大きなテーブルの真ん中には、オレンジ色のジャック・オランタンが置いてあった。
それを囲むようにして、彩り豊かな料理が並べられていた。
「バイいない……まっ、いいか、いただきまーす!」
サエリは「カボチャとマグロのカルパッチョ」を皿に盛って食べた。
自然と顔がほころんだ。こうやってる時は可愛い。
「うまそうじゃねえかあ!!」
スクアーロも妹と同じように皿に「カボチャとマグロのカルパッチョ」を盛って食べた。
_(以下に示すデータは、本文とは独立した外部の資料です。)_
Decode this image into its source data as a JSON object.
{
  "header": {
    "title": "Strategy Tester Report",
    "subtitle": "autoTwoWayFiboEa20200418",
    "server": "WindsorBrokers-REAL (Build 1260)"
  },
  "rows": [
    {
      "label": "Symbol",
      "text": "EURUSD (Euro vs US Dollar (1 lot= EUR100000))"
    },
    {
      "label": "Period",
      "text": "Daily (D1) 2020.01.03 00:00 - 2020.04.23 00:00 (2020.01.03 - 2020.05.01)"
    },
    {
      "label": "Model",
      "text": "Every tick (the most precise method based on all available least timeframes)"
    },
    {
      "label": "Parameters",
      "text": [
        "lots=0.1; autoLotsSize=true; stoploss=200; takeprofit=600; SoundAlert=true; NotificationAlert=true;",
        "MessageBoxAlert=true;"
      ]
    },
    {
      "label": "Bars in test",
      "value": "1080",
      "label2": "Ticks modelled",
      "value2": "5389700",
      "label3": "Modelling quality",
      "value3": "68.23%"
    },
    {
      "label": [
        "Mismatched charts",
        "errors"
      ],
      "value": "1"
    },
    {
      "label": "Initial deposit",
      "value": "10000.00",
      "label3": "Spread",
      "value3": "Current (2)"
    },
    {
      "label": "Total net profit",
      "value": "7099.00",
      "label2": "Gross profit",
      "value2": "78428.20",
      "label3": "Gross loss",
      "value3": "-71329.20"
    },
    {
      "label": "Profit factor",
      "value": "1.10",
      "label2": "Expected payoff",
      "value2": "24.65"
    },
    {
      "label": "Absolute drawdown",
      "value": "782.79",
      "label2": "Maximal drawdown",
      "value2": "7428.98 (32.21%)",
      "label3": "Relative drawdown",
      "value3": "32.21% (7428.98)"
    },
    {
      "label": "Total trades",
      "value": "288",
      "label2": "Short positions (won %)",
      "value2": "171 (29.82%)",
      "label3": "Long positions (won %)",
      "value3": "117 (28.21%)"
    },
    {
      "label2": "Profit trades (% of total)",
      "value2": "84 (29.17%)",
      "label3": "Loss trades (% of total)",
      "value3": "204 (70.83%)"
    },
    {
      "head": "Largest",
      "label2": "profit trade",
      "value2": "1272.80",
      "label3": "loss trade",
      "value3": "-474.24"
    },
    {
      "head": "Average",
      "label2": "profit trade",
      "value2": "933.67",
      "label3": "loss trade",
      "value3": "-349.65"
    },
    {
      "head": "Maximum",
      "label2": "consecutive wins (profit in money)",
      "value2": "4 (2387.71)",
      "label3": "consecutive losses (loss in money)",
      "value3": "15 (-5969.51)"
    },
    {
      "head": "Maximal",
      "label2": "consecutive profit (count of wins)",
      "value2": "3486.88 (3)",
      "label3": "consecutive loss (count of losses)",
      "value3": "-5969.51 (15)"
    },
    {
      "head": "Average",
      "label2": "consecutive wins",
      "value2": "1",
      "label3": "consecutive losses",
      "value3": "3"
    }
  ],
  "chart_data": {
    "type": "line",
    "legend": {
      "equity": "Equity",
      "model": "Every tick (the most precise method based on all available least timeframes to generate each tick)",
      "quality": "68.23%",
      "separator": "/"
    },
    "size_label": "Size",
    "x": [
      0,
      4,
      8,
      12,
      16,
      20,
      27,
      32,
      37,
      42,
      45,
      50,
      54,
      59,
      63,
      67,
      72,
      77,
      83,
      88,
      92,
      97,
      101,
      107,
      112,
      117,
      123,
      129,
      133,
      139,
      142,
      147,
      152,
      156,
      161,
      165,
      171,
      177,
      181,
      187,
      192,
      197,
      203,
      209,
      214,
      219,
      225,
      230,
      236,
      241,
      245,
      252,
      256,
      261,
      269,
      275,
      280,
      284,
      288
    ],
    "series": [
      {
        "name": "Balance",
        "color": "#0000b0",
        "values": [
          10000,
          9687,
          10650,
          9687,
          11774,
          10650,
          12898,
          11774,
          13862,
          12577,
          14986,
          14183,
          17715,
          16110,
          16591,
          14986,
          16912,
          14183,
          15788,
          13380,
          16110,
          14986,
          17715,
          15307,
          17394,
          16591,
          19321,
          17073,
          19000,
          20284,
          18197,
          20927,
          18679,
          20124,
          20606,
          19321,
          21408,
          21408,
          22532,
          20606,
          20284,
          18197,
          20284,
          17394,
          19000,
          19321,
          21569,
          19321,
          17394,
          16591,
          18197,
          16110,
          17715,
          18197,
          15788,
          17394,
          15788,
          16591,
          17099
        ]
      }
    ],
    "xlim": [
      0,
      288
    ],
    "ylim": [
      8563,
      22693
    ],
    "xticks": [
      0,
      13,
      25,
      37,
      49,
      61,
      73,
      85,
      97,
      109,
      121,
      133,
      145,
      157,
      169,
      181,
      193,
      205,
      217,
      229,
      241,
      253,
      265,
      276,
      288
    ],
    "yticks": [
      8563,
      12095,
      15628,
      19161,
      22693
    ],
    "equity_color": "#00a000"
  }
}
厳つい顔にも笑みが綻ぶ。
兄妹仲良く「カボチャとマグロのカルパッチョ」を食べている風景を遠巻きに見ていたマーモンは、「カボチャのパイ」たるものを一口。
「ししっ、これ美味そう」
ベルが気になっているのは「カボチャのカルボナーラ」。
ホワイトソースにカボチャを混ぜているのだろう、クリームは淡いオレンジ色だった。
「……俺、今一人ぼっちなのか? ……ボス、こんな時に」
談話室に置いてけぼりのレヴィは、ご馳走を食べるでもなく、仲間達と雑談するでもなく、変装するでもなく、ただボスを思っていた。
バイとか言われ、少しヘコみ気味の様だった。
これが今年のハロウィンの過ごし方か、と考えると切ないばかりのレヴィだった。
♪Have a nice halloween♪
※「カボチャとマグロのカルパッチョ」や「カボチャのカルボナーラ」が美味しいかどうかは不明。